Ma il lapsus, in fondo, è la parte meno grave. Il 23 giugno, infatti, il ddl 1552 (ribattezzato dai critici “ddl sparatutto”) ha ottenuto il via libera del Senato con 80 sì, 56 no e due astenuti. Il testo è ora alla Camera (atto C.2984), e ha già ricevuto numerosi emendamenti anche da parte della maggioranza stessa.

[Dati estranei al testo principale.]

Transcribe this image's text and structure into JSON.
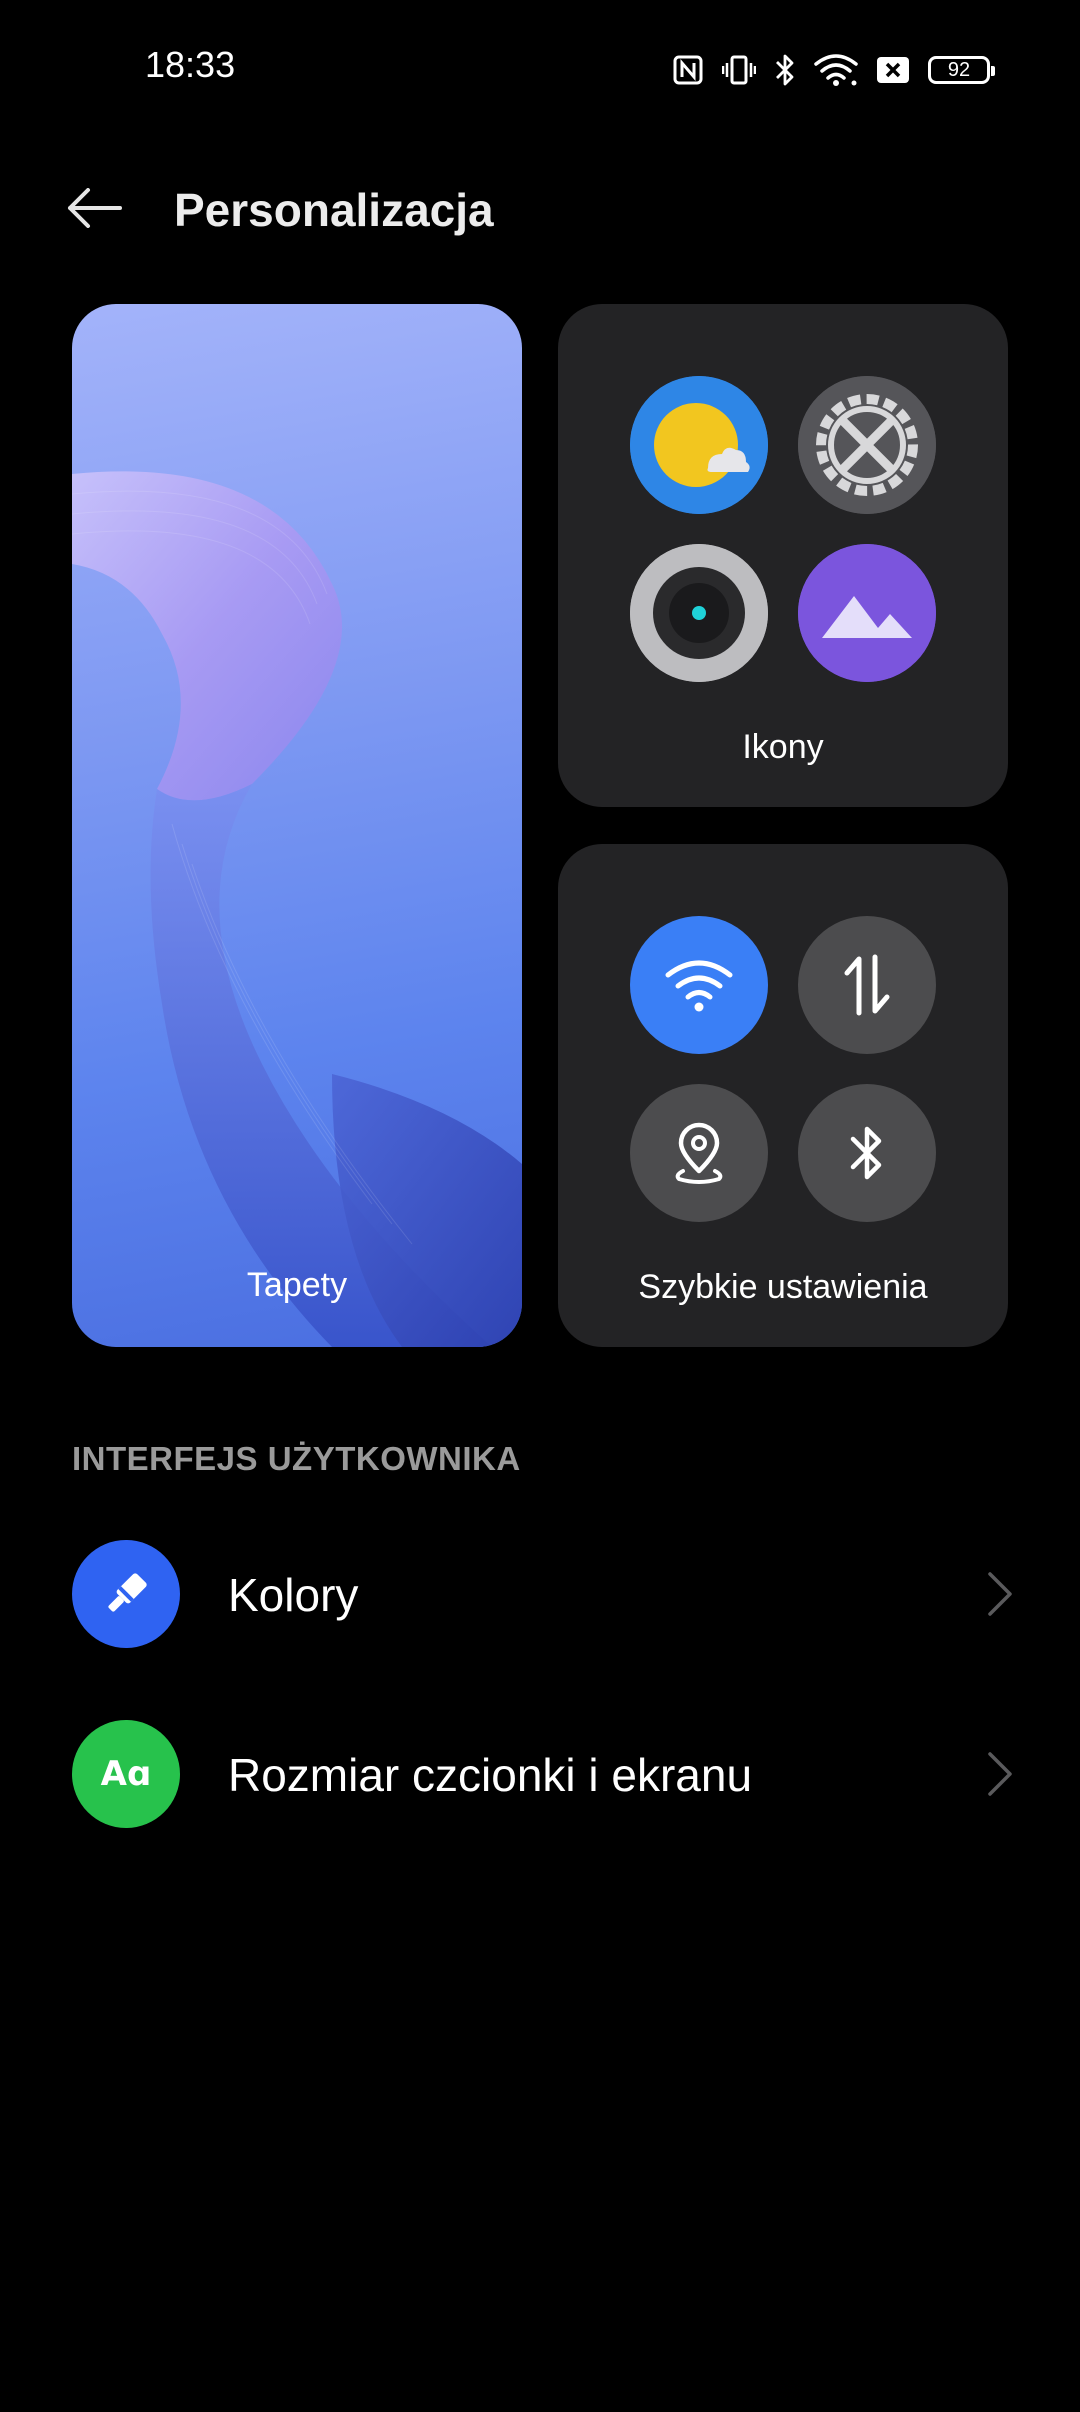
{
  "status_bar": {
    "time": "18:33",
    "battery": "92",
    "icons": [
      "nfc-icon",
      "vibrate-icon",
      "bluetooth-icon",
      "wifi-icon",
      "no-sim-icon",
      "battery-icon"
    ]
  },
  "header": {
    "title": "Personalizacja",
    "back_icon": "arrow-left-icon"
  },
  "cards": {
    "wallpaper": {
      "label": "Tapety"
    },
    "icons": {
      "label": "Ikony",
      "items": [
        "weather-icon",
        "settings-gear-icon",
        "camera-icon",
        "gallery-mountain-icon"
      ]
    },
    "quick_settings": {
      "label": "Szybkie ustawienia",
      "items": [
        "wifi-icon",
        "mobile-data-icon",
        "location-icon",
        "bluetooth-icon"
      ],
      "active_color": "#3a7ff6"
    }
  },
  "section": {
    "title": "INTERFEJS UŻYTKOWNIKA",
    "items": [
      {
        "label": "Kolory",
        "icon": "paint-brush-icon",
        "icon_color": "#2f63f2"
      },
      {
        "label": "Rozmiar czcionki i ekranu",
        "icon_text": "Aɑ",
        "icon_color": "#27c24c"
      }
    ]
  }
}
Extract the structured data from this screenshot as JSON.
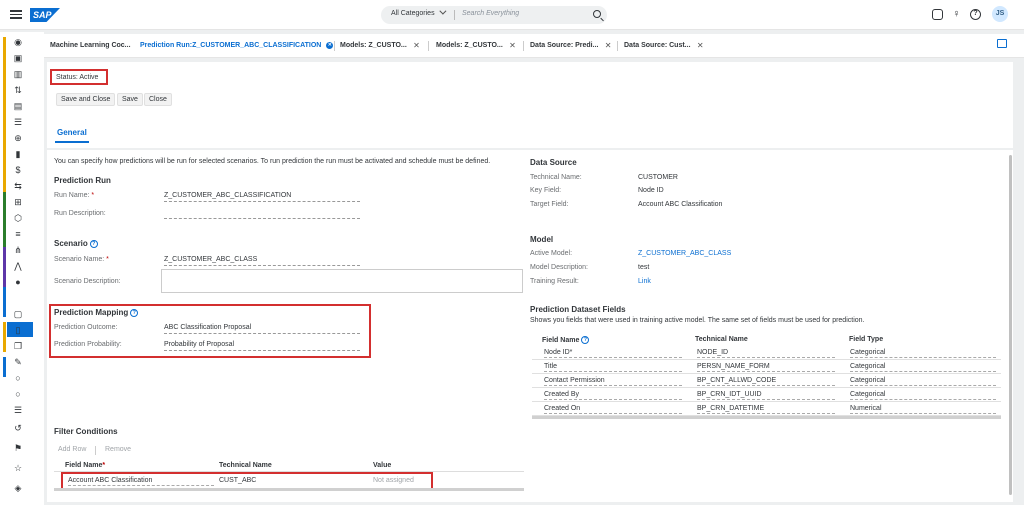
{
  "shell": {
    "search_category": "All Categories",
    "search_placeholder": "Search Everything",
    "avatar": "JS",
    "logo": "SAP"
  },
  "tabs": [
    {
      "label": "Machine Learning Coc..."
    },
    {
      "label": "Prediction Run:Z_CUSTOMER_ABC_CLASSIFICATION"
    },
    {
      "label": "Models: Z_CUSTO..."
    },
    {
      "label": "Models: Z_CUSTO..."
    },
    {
      "label": "Data Source: Predi..."
    },
    {
      "label": "Data Source: Cust..."
    }
  ],
  "header": {
    "status_label": "Status:",
    "status_value": "Active",
    "save_close": "Save and Close",
    "save": "Save",
    "close": "Close",
    "tab_general": "General"
  },
  "intro": "You can specify how predictions will be run for selected scenarios. To run prediction the run must be activated and schedule must be defined.",
  "prediction_run": {
    "title": "Prediction Run",
    "run_name_label": "Run Name:",
    "run_name": "Z_CUSTOMER_ABC_CLASSIFICATION",
    "run_desc_label": "Run Description:"
  },
  "scenario": {
    "title": "Scenario",
    "name_label": "Scenario Name:",
    "name": "Z_CUSTOMER_ABC_CLASS",
    "desc_label": "Scenario Description:"
  },
  "mapping": {
    "title": "Prediction Mapping",
    "outcome_label": "Prediction Outcome:",
    "outcome": "ABC Classification Proposal",
    "prob_label": "Prediction Probability:",
    "prob": "Probability of Proposal"
  },
  "filter": {
    "title": "Filter Conditions",
    "add_row": "Add Row",
    "remove": "Remove",
    "col_field": "Field Name",
    "col_tech": "Technical Name",
    "col_value": "Value",
    "row_field": "Account ABC Classification",
    "row_tech": "CUST_ABC",
    "row_value": "Not assigned"
  },
  "data_source": {
    "title": "Data Source",
    "tech_label": "Technical Name:",
    "tech": "CUSTOMER",
    "key_label": "Key Field:",
    "key": "Node ID",
    "target_label": "Target Field:",
    "target": "Account ABC Classification"
  },
  "model": {
    "title": "Model",
    "active_label": "Active Model:",
    "active": "Z_CUSTOMER_ABC_CLASS",
    "desc_label": "Model Description:",
    "desc": "test",
    "result_label": "Training Result:",
    "result": "Link"
  },
  "dataset": {
    "title": "Prediction Dataset Fields",
    "subtitle": "Shows you fields that were used in training active model. The same set of fields must be used for prediction.",
    "col_field": "Field Name",
    "col_tech": "Technical Name",
    "col_type": "Field Type",
    "rows": [
      {
        "field": "Node ID*",
        "tech": "NODE_ID",
        "type": "Categorical"
      },
      {
        "field": "Title",
        "tech": "PERSN_NAME_FORM",
        "type": "Categorical"
      },
      {
        "field": "Contact Permission",
        "tech": "BP_CNT_ALLWD_CODE",
        "type": "Categorical"
      },
      {
        "field": "Created By",
        "tech": "BP_CRN_IDT_UUID",
        "type": "Categorical"
      },
      {
        "field": "Created On",
        "tech": "BP_CRN_DATETIME",
        "type": "Numerical"
      }
    ]
  }
}
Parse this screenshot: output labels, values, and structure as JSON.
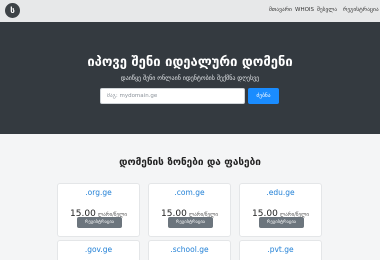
{
  "navbar": {
    "logo_glyph": "ს",
    "links": [
      "მთავარი",
      "WHOIS",
      "შესვლა",
      "რეგისტრაცია"
    ]
  },
  "hero": {
    "title": "იპოვე შენი იდეალური დომენი",
    "subtitle": "დაიწყე შენი ონლაინ იდენტობის შექმნა დღესვე",
    "search": {
      "placeholder": "მაგ: mydomain.ge",
      "value": ""
    },
    "search_button": "ძებნა"
  },
  "zones": {
    "title": "დომენის ზონები და ფასები",
    "items": [
      {
        "name": ".org.ge",
        "price": "15.00",
        "unit": "ლარი/წელი",
        "button": "რეგისტრაცია"
      },
      {
        "name": ".com.ge",
        "price": "15.00",
        "unit": "ლარი/წელი",
        "button": "რეგისტრაცია"
      },
      {
        "name": ".edu.ge",
        "price": "15.00",
        "unit": "ლარი/წელი",
        "button": "რეგისტრაცია"
      },
      {
        "name": ".gov.ge"
      },
      {
        "name": ".school.ge"
      },
      {
        "name": ".pvt.ge"
      }
    ]
  },
  "colors": {
    "navbar_bg": "#e7e8e9",
    "hero_bg": "#343a40",
    "accent": "#1a8cff",
    "zone_link": "#1f7fd6",
    "button_gray": "#6c757d"
  }
}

Il Movimento 5 Stelle ne ha depositato un milione, Alleanza Verdi e Sinistra un migliaio.
Ma mentre questi mirano sostanzialmente a fare ostruzionismo, gli unici di sostanza resterebbero i quattordici presentati da Forza Italia, partito di maggioranza, a firma delle deputate Rita Dalla Chiesa e Deborah Bergamini che propongono di restringere aree e periodi di caccia, inasprire le sanzioni e, soprattutto, cancellare la riapertura dei richiami vivi, sostituendola con un divieto di cattura e allevamento dal 2028. Una spaccatura interna alla maggioranza che però non basta: senza un voto compatto dei 53 deputati di Forza Italia, i numeri restano a favore della linea di Fratelli d’Italia e Lega. La cosa che più colpisce, però, è che nelle ultime settimane si è consumato qualcosa di raro nel dibattito pubblico italiano: la comunità scientifica, le associazioni ambientaliste e da ultimo l’ente tecnico dello Stato, hanno risposto punto per punto, con dati alla mano, mostrando quanto le modifiche di una delle leggi fondamentali per la protezione della biodiversità, nel nostro paese, sarebbe deleteria.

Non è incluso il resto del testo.